すなわち、この20年間、中国は一貫して北朝鮮の核保有に反対するとしつつも、北朝鮮に対する中国の影響力は限られているとしてきた。中国は、核の問題よりも、北朝鮮の体制崩壊を防ぐことを優先してきた。難民流入の恐れだけでなく、韓国軍や米軍が北朝鮮に侵入する恐れがあるからである。
中国が金王朝の存続を重視したため、北朝鮮は中国に対し驚くほど強い影響力を持てた。
中国は、北朝鮮に対し、市場経済の導入を働きかけたが、金正日が経済自由化は政治的自由の要求に繋がると恐れていた為、中国の影響力は限られていた。
全面的軍事衝突となれば、米韓両国軍が勝つが、北朝鮮は、非武装地帯の15000門の火砲で韓国経済に相当の損害を与えることは可能である。
北朝鮮は、2010年の韓国海軍艦船の撃沈や島嶼砲撃に見られるように、大胆なリスクを取る能力を、長い間、誇示してきた。
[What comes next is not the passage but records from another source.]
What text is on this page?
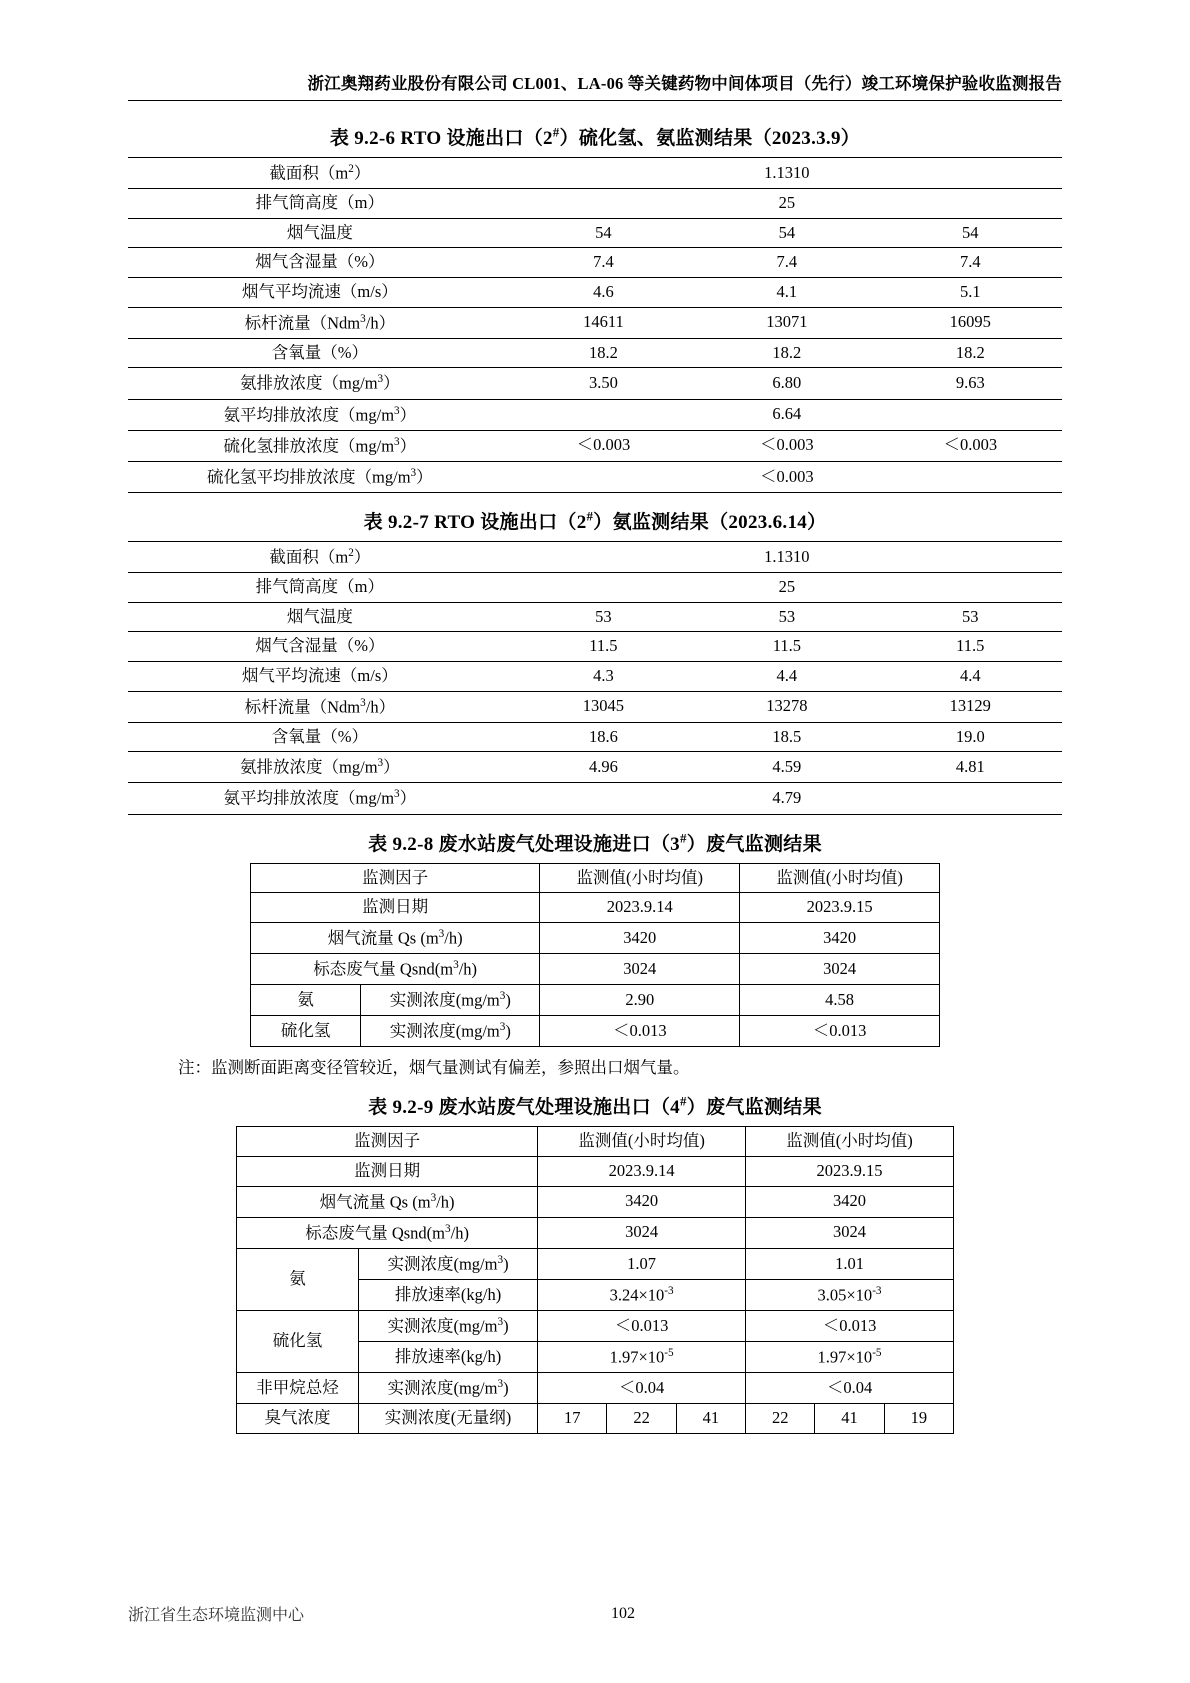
浙江奥翔药业股份有限公司 CL001、LA-06 等关键药物中间体项目（先行）竣工环境保护验收监测报告
表 9.2-6 RTO 设施出口（2#）硫化氢、氨监测结果（2023.3.9）
截面积$(m^2)$	1.1310		
排气筒高度（m）	25		
烟气温度	54	54	54
烟气含湿量（%）	7.4	7.4	7.4
烟气平均流速（m/s）	4.6	4.1	5.1
标杆流量（Ndm$^3$/h）	14611	13071	16095
含氧量（%）	18.2	18.2	18.2
氨排放浓度$(mg/m^3)$	3.50	6.80	9.63
氨平均排放浓度$(mg/m^3)$	6.64		
硫化氢排放浓度$(mg/m^3)$	＜0.003	＜0.003	＜0.003
硫化氢平均排放浓度$(mg/m^3)$	＜0.003		
表 9.2-7 RTO 设施出口（2#）氨监测结果（2023.6.14）
截面积$(m^2)$	1.1310		
排气筒高度（m）	25		
烟气温度	53	53	53
烟气含湿量（%）	11.5	11.5	11.5
烟气平均流速（m/s）	4.3	4.4	4.4
标杆流量（Ndm$^3$/h）	13045	13278	13129
含氧量（%）	18.6	18.5	19.0
氨排放浓度$(mg/m^3)$	4.96	4.59	4.81
氨平均排放浓度$(mg/m^3)$	4.79		
表 9.2-8 废水站废气处理设施进口（3#）废气监测结果
监测因子		监测值(小时均值)	监测值(小时均值)
监测日期		2023.9.14	2023.9.15
烟气流量 Qs $(m^3/h)$		3420	3420
标态废气量 $Qsnd(m^3/h)$		3024	3024
氨	实测浓度$(mg/m^3)$	2.90	4.58
硫化氢	实测浓度$(mg/m^3)$	＜0.013	＜0.013
注：监测断面距离变径管较近，烟气量测试有偏差，参照出口烟气量。
表 9.2-9 废水站废气处理设施出口（4#）废气监测结果
监测因子		监测值(小时均值)			监测值(小时均值)		
监测日期		2023.9.14			2023.9.15		
烟气流量 Qs $(m^3/h)$		3420			3420		
标态废气量 $Qsnd(m^3/h)$		3024			3024		
氨	实测浓度$(mg/m^3)$	1.07			1.01		
	排放速率(kg/h)	$3.24\times 10^{-3}$			$3.05\times 10^{-3}$
硫化氢	实测浓度$(mg/m^3)$	＜0.013			＜0.013		
	排放速率(kg/h)	$1.97\times 10^{-5}$			$1.97\times 10^{-5}$
非甲烷总烃	实测浓度$(mg/m^3)$	＜0.04			＜0.04		
臭气浓度	实测浓度(无量纲)	17	22	41	22	41	19
浙江省生态环境监测中心	102
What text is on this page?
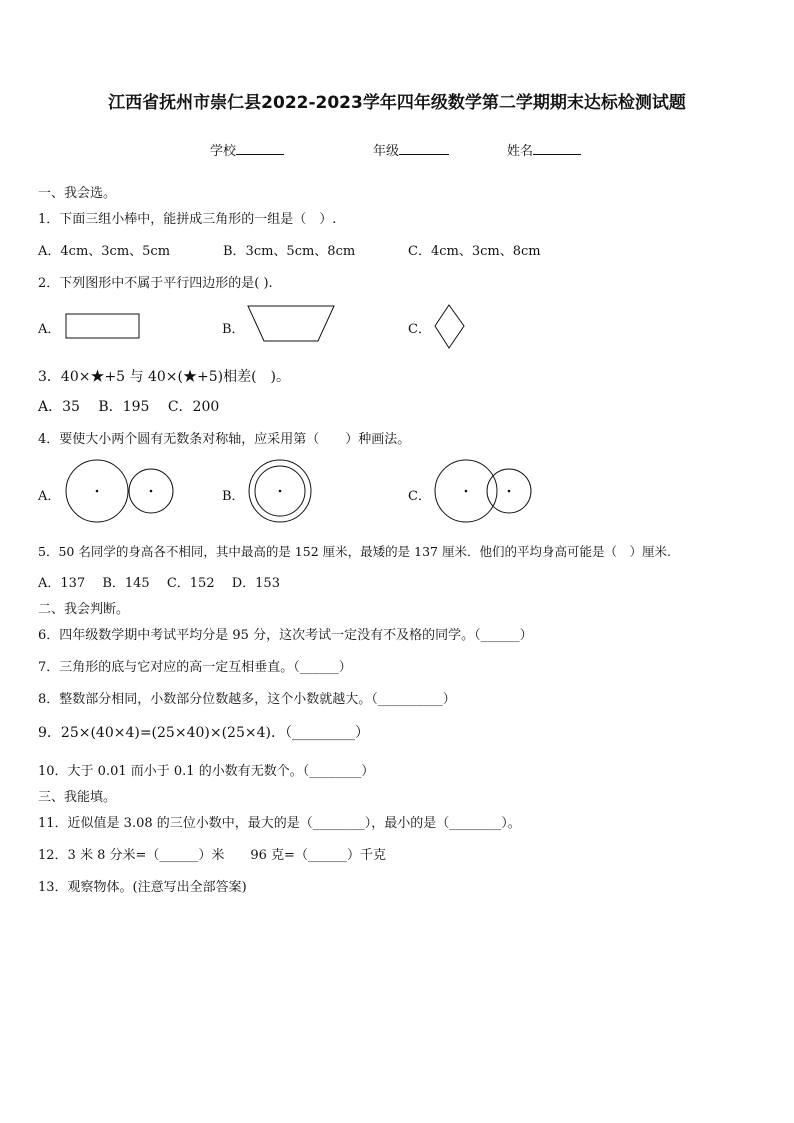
江西省抚州市崇仁县2022-2023学年四年级数学第二学期期末达标检测试题
学校	年级	姓名
一、我会选。
1．下面三组小棒中，能拼成三角形的一组是（　）.
A．4cm、3cm、5cm	B．3cm、5cm、8cm	C．4cm、3cm、8cm
2．下列图形中不属于平行四边形的是( ).
A．	B．	C．
3．40×★+5 与 40×(★+5)相差(　)。
A．35　 B．195　 C．200
4．要使大小两个圆有无数条对称轴，应采用第（　　）种画法。
A．	B．	C．
5．50 名同学的身高各不相同，其中最高的是 152 厘米，最矮的是 137 厘米．他们的平均身高可能是（　）厘米.
A．137　 B．145　 C．152　 D．153
二、我会判断。
6．四年级数学期中考试平均分是 95 分，这次考试一定没有不及格的同学。（______）
7．三角形的底与它对应的高一定互相垂直。（______）
8．整数部分相同，小数部分位数越多，这个小数就越大。（__________）
9．25×(40×4)=(25×40)×(25×4)．（_________）
10．大于 0.01 而小于 0.1 的小数有无数个。（________）
三、我能填。
11．近似值是 3.08 的三位小数中，最大的是（________），最小的是（________）。
12．3 米 8 分米=（______）米　　96 克=（______）千克
13．观察物体。(注意写出全部答案)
今春に入っても、核実験、ミサイル実験を行い、強硬な言辞を欲しい儘にしている。
しかし、今や、中国も忍耐力を失い始めているように見える。中国は経験の無い金正恩を父親の金正日ほどには信頼しておらず、また、中国の指導部は、北朝鮮が中国にとってリスクになっていることを理解し始めている。
北朝鮮が核実験を続ければ、日韓両国で核武装論が高まることは必至であり、また、北朝鮮が2010年のような挑発行為を韓国に対し再び行えば、韓国が強力に反撃し、中国も巻き込まれるからである。
中国の変化の兆候は興味深い。習近平は、オバマとの首脳会談で北朝鮮問題について「率直な」対話を行った後に、同盟国の北朝鮮との会談を行わずに、韓国の朴大統領と首脳会談を行い、その後に訪中した北朝鮮の高官は、二人とも、北朝鮮の行動につき叱責を受けた。